There are several reasons which attribute to the declining rate of pass percentage in FMGE result every year. A lot of the candidates have complained about the difficulty level of the questions that are asked in FMGE. Students have complained over time that the questions that appear are of post-graduate level making it difficult to crack after studying MBBS.

Speaking to a national daily, Dr Ameer Jahan, chief patron of All India Foreign Medical Graduate Association, expounded “When the screening test was introduced in 2002, almost 50% of the graduates managed to clear it in the first attempt and others did it subsequently. But the pass percentage has dropped as the questions have become tougher"

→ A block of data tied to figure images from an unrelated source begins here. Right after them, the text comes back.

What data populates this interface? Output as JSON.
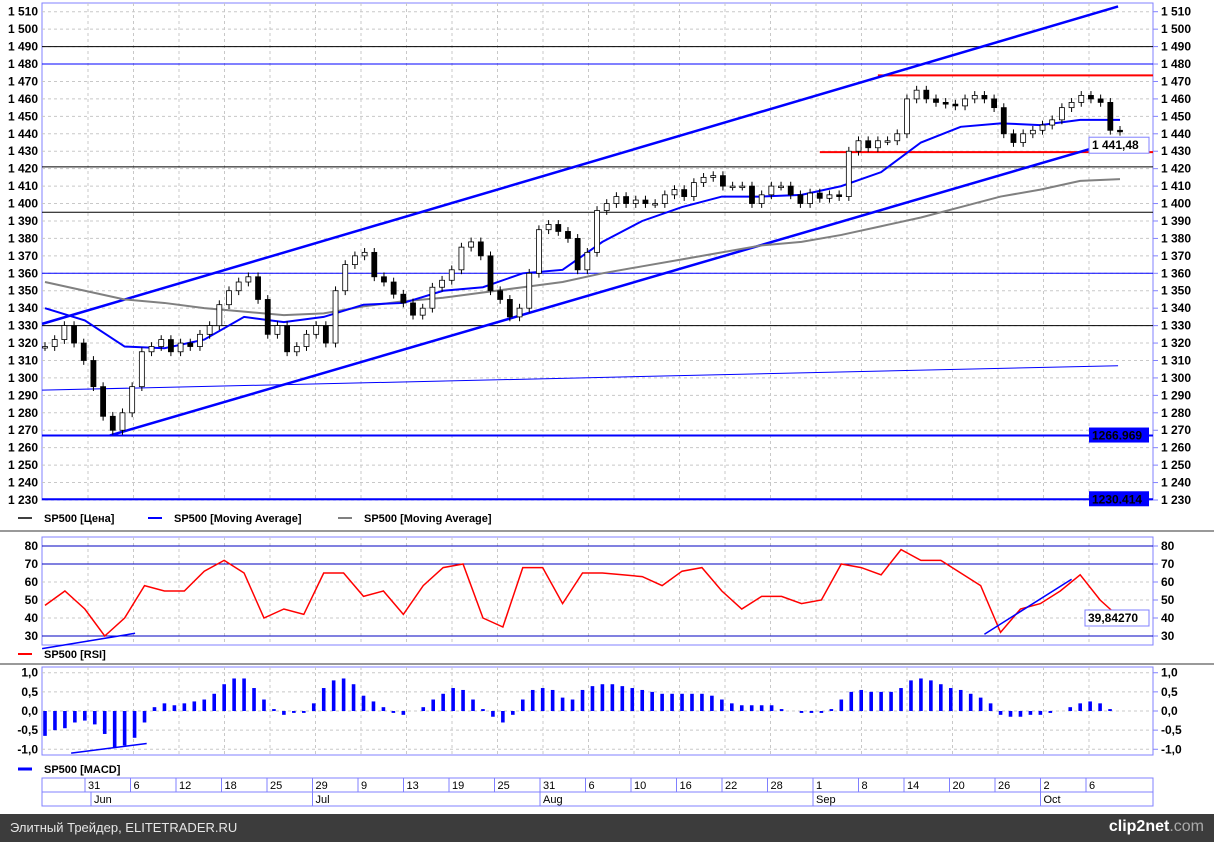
{
  "colors": {
    "price_ma": "#0000ff",
    "long_ma": "#808080",
    "rsi": "#ff0000",
    "macd": "#0000ff",
    "support": "#ff0000",
    "grid": "#c8c8c8",
    "frame": "#8080ff",
    "footer": "#3c3c3c"
  },
  "legend": {
    "price": [
      {
        "label": "SP500 [Цена]",
        "color": "#404040"
      },
      {
        "label": "SP500 [Moving Average]",
        "color": "#0000ff"
      },
      {
        "label": "SP500 [Moving Average]",
        "color": "#808080"
      }
    ],
    "rsi": {
      "label": "SP500 [RSI]",
      "color": "#ff0000"
    },
    "macd": {
      "label": "SP500 [MACD]",
      "color": "#0000ff"
    }
  },
  "footer": {
    "source": "Элитный Трейдер, ELITETRADER.RU",
    "logo_main": "clip2net",
    "logo_suffix": ".com"
  },
  "chart_data": [
    {
      "type": "candlestick",
      "panel": "price",
      "ylim": [
        1230,
        1515
      ],
      "y_ticks": [
        "1 230",
        "1 240",
        "1 250",
        "1 260",
        "1 270",
        "1 280",
        "1 290",
        "1 300",
        "1 310",
        "1 320",
        "1 330",
        "1 340",
        "1 350",
        "1 360",
        "1 370",
        "1 380",
        "1 390",
        "1 400",
        "1 410",
        "1 420",
        "1 430",
        "1 440",
        "1 450",
        "1 460",
        "1 470",
        "1 480",
        "1 490",
        "1 500",
        "1 510"
      ],
      "y_tick_values": [
        1230,
        1240,
        1250,
        1260,
        1270,
        1280,
        1290,
        1300,
        1310,
        1320,
        1330,
        1340,
        1350,
        1360,
        1370,
        1380,
        1390,
        1400,
        1410,
        1420,
        1430,
        1440,
        1450,
        1460,
        1470,
        1480,
        1490,
        1500,
        1510
      ],
      "last_price_label": "1 441,48",
      "close": [
        1318,
        1322,
        1330,
        1320,
        1310,
        1295,
        1278,
        1270,
        1280,
        1295,
        1315,
        1318,
        1322,
        1315,
        1320,
        1318,
        1325,
        1330,
        1342,
        1350,
        1355,
        1358,
        1345,
        1325,
        1330,
        1315,
        1318,
        1325,
        1330,
        1320,
        1350,
        1365,
        1370,
        1372,
        1358,
        1355,
        1348,
        1343,
        1336,
        1340,
        1352,
        1356,
        1362,
        1375,
        1378,
        1370,
        1350,
        1345,
        1335,
        1340,
        1360,
        1385,
        1388,
        1384,
        1380,
        1362,
        1372,
        1396,
        1400,
        1404,
        1400,
        1402,
        1400,
        1400,
        1405,
        1408,
        1404,
        1412,
        1415,
        1416,
        1410,
        1410,
        1410,
        1400,
        1405,
        1410,
        1410,
        1405,
        1400,
        1406,
        1403,
        1405,
        1404,
        1430,
        1436,
        1432,
        1436,
        1436,
        1440,
        1460,
        1465,
        1460,
        1458,
        1457,
        1456,
        1460,
        1462,
        1460,
        1455,
        1440,
        1435,
        1440,
        1442,
        1445,
        1448,
        1455,
        1458,
        1462,
        1460,
        1458,
        1442,
        1441.48
      ],
      "moving_average_short": [
        1340,
        1333,
        1318,
        1317,
        1322,
        1335,
        1332,
        1335,
        1342,
        1343,
        1350,
        1352,
        1360,
        1362,
        1378,
        1390,
        1398,
        1404,
        1404,
        1405,
        1410,
        1418,
        1435,
        1444,
        1446,
        1445,
        1448,
        1448
      ],
      "moving_average_long": [
        1355,
        1350,
        1345,
        1343,
        1340,
        1338,
        1336,
        1337,
        1341,
        1344,
        1346,
        1349,
        1352,
        1355,
        1360,
        1364,
        1368,
        1372,
        1376,
        1378,
        1382,
        1387,
        1392,
        1398,
        1404,
        1408,
        1413,
        1414
      ],
      "horizontal_levels": [
        {
          "value": 1490,
          "color": "#000000"
        },
        {
          "value": 1480,
          "color": "#0000ff"
        },
        {
          "value": 1421,
          "color": "#000000"
        },
        {
          "value": 1395,
          "color": "#000000"
        },
        {
          "value": 1360,
          "color": "#0000ff"
        },
        {
          "value": 1330,
          "color": "#000000"
        },
        {
          "value": 1266.969,
          "color": "#0000ff",
          "label": "1266.969",
          "thick": true
        },
        {
          "value": 1230.414,
          "color": "#0000ff",
          "label": "1230.414",
          "thick": true
        }
      ],
      "support_resistance": [
        {
          "value": 1473.5,
          "from_bar": 86
        },
        {
          "value": 1429.5,
          "from_bar": 80
        }
      ],
      "trendlines": [
        {
          "from": [
            -0.3,
            1331
          ],
          "to": [
            110.8,
            1513
          ]
        },
        {
          "from": [
            6.7,
            1267
          ],
          "to": [
            110.8,
            1436
          ]
        },
        {
          "from": [
            -0.3,
            1293
          ],
          "to": [
            110.8,
            1307
          ],
          "thin": true
        }
      ]
    },
    {
      "type": "line",
      "panel": "rsi",
      "ylim": [
        25,
        85
      ],
      "y_ticks": [
        "30",
        "40",
        "50",
        "60",
        "70",
        "80"
      ],
      "y_tick_values": [
        30,
        40,
        50,
        60,
        70,
        80
      ],
      "levels": [
        80,
        70,
        30
      ],
      "last_value_label": "39,84270",
      "values": [
        47,
        55,
        45,
        30,
        40,
        58,
        55,
        55,
        66,
        72,
        65,
        40,
        45,
        42,
        65,
        65,
        52,
        55,
        42,
        58,
        68,
        70,
        40,
        35,
        68,
        68,
        48,
        65,
        65,
        64,
        63,
        58,
        66,
        68,
        55,
        45,
        52,
        52,
        48,
        50,
        70,
        68,
        64,
        78,
        72,
        72,
        65,
        58,
        32,
        45,
        48,
        55,
        64,
        50,
        40
      ],
      "trendlines": [
        {
          "from": [
            -0.3,
            23
          ],
          "to": [
            9.3,
            31.5
          ]
        },
        {
          "from": [
            97,
            31
          ],
          "to": [
            106,
            61.5
          ]
        }
      ]
    },
    {
      "type": "bar",
      "panel": "macd",
      "ylim": [
        -1.15,
        1.15
      ],
      "y_ticks": [
        "-1,0",
        "-0,5",
        "0,0",
        "0,5",
        "1,0"
      ],
      "y_tick_values": [
        -1,
        -0.5,
        0,
        0.5,
        1
      ],
      "values": [
        -0.65,
        -0.5,
        -0.45,
        -0.3,
        -0.25,
        -0.35,
        -0.6,
        -0.95,
        -0.9,
        -0.7,
        -0.3,
        0.1,
        0.2,
        0.15,
        0.2,
        0.25,
        0.3,
        0.45,
        0.7,
        0.85,
        0.85,
        0.6,
        0.3,
        0.05,
        -0.1,
        -0.05,
        -0.05,
        0.2,
        0.6,
        0.8,
        0.85,
        0.7,
        0.4,
        0.25,
        0.1,
        -0.05,
        -0.1,
        0,
        0.1,
        0.3,
        0.45,
        0.6,
        0.55,
        0.3,
        0.05,
        -0.15,
        -0.3,
        -0.1,
        0.3,
        0.55,
        0.6,
        0.55,
        0.35,
        0.3,
        0.55,
        0.65,
        0.7,
        0.7,
        0.65,
        0.6,
        0.55,
        0.5,
        0.45,
        0.45,
        0.45,
        0.45,
        0.45,
        0.4,
        0.3,
        0.2,
        0.15,
        0.15,
        0.15,
        0.15,
        0.05,
        0,
        -0.05,
        -0.05,
        -0.05,
        0.05,
        0.3,
        0.5,
        0.55,
        0.5,
        0.5,
        0.5,
        0.6,
        0.8,
        0.85,
        0.8,
        0.7,
        0.6,
        0.55,
        0.45,
        0.35,
        0.2,
        -0.1,
        -0.15,
        -0.15,
        -0.1,
        -0.1,
        -0.05,
        0,
        0.1,
        0.2,
        0.25,
        0.2,
        0.05,
        0
      ],
      "trendlines": [
        {
          "from": [
            2.7,
            -1.1
          ],
          "to": [
            10.5,
            -0.85
          ]
        }
      ]
    }
  ],
  "x_axis": {
    "day_ticks": [
      "31",
      "6",
      "12",
      "18",
      "25",
      "29",
      "9",
      "13",
      "19",
      "25",
      "31",
      "6",
      "10",
      "16",
      "22",
      "28",
      "1",
      "8",
      "14",
      "20",
      "26",
      "2",
      "6"
    ],
    "months": [
      {
        "label": "Jun",
        "at_tick": 0
      },
      {
        "label": "Jul",
        "at_tick": 5
      },
      {
        "label": "Aug",
        "at_tick": 10
      },
      {
        "label": "Sep",
        "at_tick": 16
      },
      {
        "label": "Oct",
        "at_tick": 21
      }
    ]
  }
}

Another reason is the difference of disease pattern in the foreign countries vis a vis India. Candidates who have studied MBBS from Russia are not taught about tropical diseases like vector-borne illness such as Malaria, dengue etc. The language also acts as a barrier as the pedagogy involves giving instructions in the respective country’s languages. All these factors bring down the calibre of medical students. Many candidates clear the exam in the subsequent attempts after attending coaching classes which acquaint them to the Indian medical education system.

Way ahead with NEXT
The National Medical Commission Bill, after coming into effect, will replace the FMGE with National Exit Test (NEXT). Medical graduates who have studied medicine in the country or in a foreign medical institution will have to appear for NEXT in order to obtain the medical license. The exam intends to judge all future doctors against the same yardstick ensuring that minimum standards of qualification are maintained. Introduction of NEXT may lead to an improvement of pass percentage as it will be testing the homegrown and foreign-educated medicos alike.